A criminal complaint filed this week to French authorities alleging “acts of aggravated cyber harassment” against Imane Khelif, the Algerian boxer and Olympic gold medalist whose gender identity was questioned at this year’s Paris Games, names influential figures including author J.K. Rowling and tech billionaire Elon Musk.
Khelif’s attorney, Nabil Boudi, confirmed to Variety on Tuesday that Rowling and Musk are mentioned in the complaint, filed Friday in Paris. The lawsuit does not identify any specific defendants, however, which Boudi said will ensure the prosecution “has all the latitude to be able to investigate against all people,” including individuals who may have posted hateful messages under pseudonyms.
Former President Trump will also be part of the investigation, he said. “Trump tweeted, so whether or not he is named in our lawsuit, he will inevitably be looked into as part of the prosecution,” Boudi said Tuesday. Boudi did not respond to The Hill’s requests for comment.
Conservative pundits, media personalities and lawmakers ignited a firestorm earlier this month over Khelif’s gender identity following resurfaced reports that Khelif and another Olympic boxer, Lin Yu‑ting of Taiwan, failed to meet an unspecified gender eligibility requirement at last year’s Women’s World Boxing Championships in New Delhi.

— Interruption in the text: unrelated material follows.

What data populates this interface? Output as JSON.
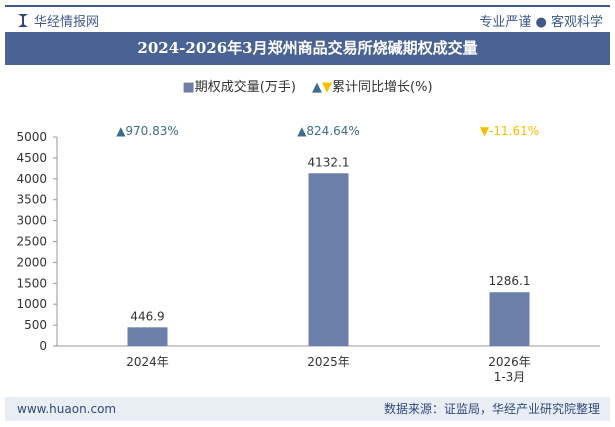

The tests were administered by the International Boxing Association (IBA), which the International Olympic Committee (IOC) voted to expel last year over the governing body’s failure to implement certain ethical and governance reforms.
The IOC has challenged the validity of gender tests given to Khelif, 25, and Lin, 28, neither of whom identify as transgender. Both athletes competed in the women’s category at the 2020 Olympic Games in Tokyo with little to no controversy.
Misinformation spread rapidly about Khelif’s gender on social media after her Olympic bout against Italy’s Angela Carini, which Carini abandoned after just 46 seconds. Carini later told reporters that she ended the fight because of severe pain in her nose.
Rowling posted a photo of the match to the social media site X, writing that Khelif was “enjoying the distress of a woman he’s just punched in the head.” Musk, who owns the platform, shared a post from Riley Gaines, a former University of Kentucky swimmer who frequently advocates against the inclusion of transgender athletes, that claimed Khelif is a transgender woman.
Trump also seized on the backlash, and in an Aug. 1 post on Truth Social, his social media site, used a video of the fight to bolster a campaign promise to “keep men out of women’s sports” if he is reelected in November. At a rally in Bozeman, Montana on Friday, Trump repeated the false claim that Khelif is transgender, describing her as a “young woman who transitioned from a man into a boxer.”
In an interview with the Associated Press this month, Khelif said the tidal wave of hateful comments and misconceptions about her gender “harms human dignity.”
“I send a message to all the people of the world to uphold the Olympic principles and the Olympic Charter, to refrain from bullying all athletes, because this has effects, massive effects,” Khelif told the AP in Arabic. “It can destroy people, it can kill people’s thoughts, spirit and mind. It can divide people. And because of that, I ask them to refrain from bullying.”